In many places the use of poison to catch fish is a traditional technique, but negative effects have multiplied since plant-based substances were replaced by chemical poisons. These kill all the organisms in the ecosystem, including the corals forming the reef.
The use of explosives for blast fishing has also been around for centuries and is on the increase. Explosions can produce very large craters, devastating between 10 and 20 square meters of the sea floor. They kill not only the target fish, but all the other surrounding fauna and flora. In coral reefs, reconstruction of the damaged habitats can take decades.
Explosives are easily and cheaply purchased and often come from the mining or building industries. In many regions, explosives are extracted from old munitions from past wars or current conflicts. Elsewhere, fishermen buy them through illegal arms trade.

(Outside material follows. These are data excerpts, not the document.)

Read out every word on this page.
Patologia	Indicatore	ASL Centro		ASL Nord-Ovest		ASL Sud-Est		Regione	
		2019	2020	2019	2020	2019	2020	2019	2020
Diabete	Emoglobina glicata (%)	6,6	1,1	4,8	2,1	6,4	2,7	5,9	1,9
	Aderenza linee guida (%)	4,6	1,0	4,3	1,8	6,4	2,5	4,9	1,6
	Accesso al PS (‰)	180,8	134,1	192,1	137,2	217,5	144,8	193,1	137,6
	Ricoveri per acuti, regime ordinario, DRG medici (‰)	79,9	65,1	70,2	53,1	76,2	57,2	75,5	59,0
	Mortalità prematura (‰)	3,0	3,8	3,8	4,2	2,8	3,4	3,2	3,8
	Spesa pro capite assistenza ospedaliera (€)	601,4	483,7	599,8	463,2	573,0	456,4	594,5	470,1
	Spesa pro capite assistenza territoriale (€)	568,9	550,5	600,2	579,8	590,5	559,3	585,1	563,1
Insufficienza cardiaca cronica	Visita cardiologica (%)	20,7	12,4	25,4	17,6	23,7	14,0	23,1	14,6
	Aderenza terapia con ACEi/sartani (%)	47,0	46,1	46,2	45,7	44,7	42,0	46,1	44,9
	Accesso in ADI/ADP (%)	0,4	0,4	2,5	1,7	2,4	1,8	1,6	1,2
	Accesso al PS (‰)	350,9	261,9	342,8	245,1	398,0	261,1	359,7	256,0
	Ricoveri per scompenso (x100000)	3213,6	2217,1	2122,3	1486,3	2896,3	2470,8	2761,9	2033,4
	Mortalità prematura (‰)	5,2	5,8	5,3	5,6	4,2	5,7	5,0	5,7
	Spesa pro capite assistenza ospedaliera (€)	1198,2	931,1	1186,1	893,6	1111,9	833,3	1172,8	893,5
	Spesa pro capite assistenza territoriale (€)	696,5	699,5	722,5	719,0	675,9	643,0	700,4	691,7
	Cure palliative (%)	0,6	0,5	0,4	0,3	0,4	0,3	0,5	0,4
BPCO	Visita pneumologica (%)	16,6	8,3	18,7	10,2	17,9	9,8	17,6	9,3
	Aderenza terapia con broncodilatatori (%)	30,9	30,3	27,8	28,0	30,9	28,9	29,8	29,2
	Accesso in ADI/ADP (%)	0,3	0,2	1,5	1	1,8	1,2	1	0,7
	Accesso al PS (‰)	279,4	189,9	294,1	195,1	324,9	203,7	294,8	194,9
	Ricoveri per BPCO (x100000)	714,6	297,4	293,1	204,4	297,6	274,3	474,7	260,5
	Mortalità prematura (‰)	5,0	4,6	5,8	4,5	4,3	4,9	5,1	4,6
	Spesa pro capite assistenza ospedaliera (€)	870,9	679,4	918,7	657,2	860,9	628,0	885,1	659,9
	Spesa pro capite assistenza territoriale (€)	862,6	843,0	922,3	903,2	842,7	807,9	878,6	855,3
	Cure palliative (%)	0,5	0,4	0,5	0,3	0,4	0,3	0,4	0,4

Ghost fishing is the result of nets and other fishing materials that are accidentally or intentionally abandoned in the sea. These nets continue to senselessly trap fish and shellfish and even large marine mammals, which die of exhaustion or suffocation after struggling to get to the surface to breathe. The problem of abandoned or lost equipment has been amplified by increased fishing activity and the introduction of nets and line made from long-lasting synthetic material.